The objective of this Statement of Need (SON) was to develop environmentally benign processes that replace electrolytic chromium and nickel plating used on maraging steel, corrosion-resistant steel, and aluminum alloys in localized areas of weapons system components. The proposed technology should have met the following requirements:
- Eliminates the use of hexavalent chromium and contains low or no volatile organic compounds (VOCs) and hazardous air pollutants (HAPs).
- Does not promote embrittlement in the substrate material.
- Eliminates or reduces part masking, bond coats, and flashings.
- Provides equivalent or better deposition rates as compared to traditional electrolytic plating.
- Is suitable for a wide variety of common military parts and substrates, to include internal and external diameters, surfaces, complex shapes and blind holes, in an economically feasible manner.
- Operates in versatile environments from high volume production floors to portable and unpredictable field conditions.
- Allows for spot repair.
Proposals submitted must have included theoretical or known deposition rate calculations and existing technical and operational performance data to support the concept. The proposer should have considered similar deposited metal technical characteristic requirements, such as but not limited to: Aerospace Material Specification (AMS) 2406, AMS 2460, and AMS QQ-N-290. Technical data required to successfully transition the proposed method or technology was include, but was not limited to: adhesion, hardness, density, porosity content, corrosion, and no (or a minimal and quantifiable) substrate fatigue debit. Other technical issues expected to be addressed for final Department of Defense (DoD) qualification included cleaning, surface preparation treatments and final machining.
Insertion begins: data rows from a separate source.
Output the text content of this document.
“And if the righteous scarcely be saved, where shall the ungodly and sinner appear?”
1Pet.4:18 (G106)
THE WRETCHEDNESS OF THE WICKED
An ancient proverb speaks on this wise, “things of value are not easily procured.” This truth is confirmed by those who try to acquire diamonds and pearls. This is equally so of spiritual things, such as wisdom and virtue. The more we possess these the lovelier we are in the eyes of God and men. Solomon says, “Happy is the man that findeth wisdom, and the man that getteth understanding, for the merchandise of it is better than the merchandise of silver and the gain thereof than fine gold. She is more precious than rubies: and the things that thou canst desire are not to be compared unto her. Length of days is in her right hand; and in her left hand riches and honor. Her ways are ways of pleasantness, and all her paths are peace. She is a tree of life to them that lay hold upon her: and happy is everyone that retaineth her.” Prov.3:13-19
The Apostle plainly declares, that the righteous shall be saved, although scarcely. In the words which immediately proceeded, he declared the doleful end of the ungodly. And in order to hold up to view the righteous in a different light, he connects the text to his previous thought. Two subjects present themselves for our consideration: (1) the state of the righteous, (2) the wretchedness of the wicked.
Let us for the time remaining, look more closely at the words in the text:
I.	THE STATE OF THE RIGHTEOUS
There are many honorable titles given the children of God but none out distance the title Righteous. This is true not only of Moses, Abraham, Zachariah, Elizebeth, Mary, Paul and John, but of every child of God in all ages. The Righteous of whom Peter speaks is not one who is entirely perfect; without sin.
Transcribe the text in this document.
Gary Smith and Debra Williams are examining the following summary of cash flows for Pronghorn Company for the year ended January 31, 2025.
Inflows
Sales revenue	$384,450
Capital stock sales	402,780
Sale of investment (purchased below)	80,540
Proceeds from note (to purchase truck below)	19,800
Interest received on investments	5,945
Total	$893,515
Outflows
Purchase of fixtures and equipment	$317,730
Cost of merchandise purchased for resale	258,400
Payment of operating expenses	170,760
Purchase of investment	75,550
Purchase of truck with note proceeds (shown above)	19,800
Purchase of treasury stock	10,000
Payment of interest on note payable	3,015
Currently the military has limited ability to execute repair operations on low-risk military items, in part, due to the existing state-of-the-art metallic repair process operational, regulatory, and infrastructure footprints. Preference was be given to technologies that advance state-of-the-art and require limited or no new specialized labor skills and are suitable for front line military field or ship-based operations. Approaches requiring substrate heating or extensive post-treatments were not of interest and were not be considered.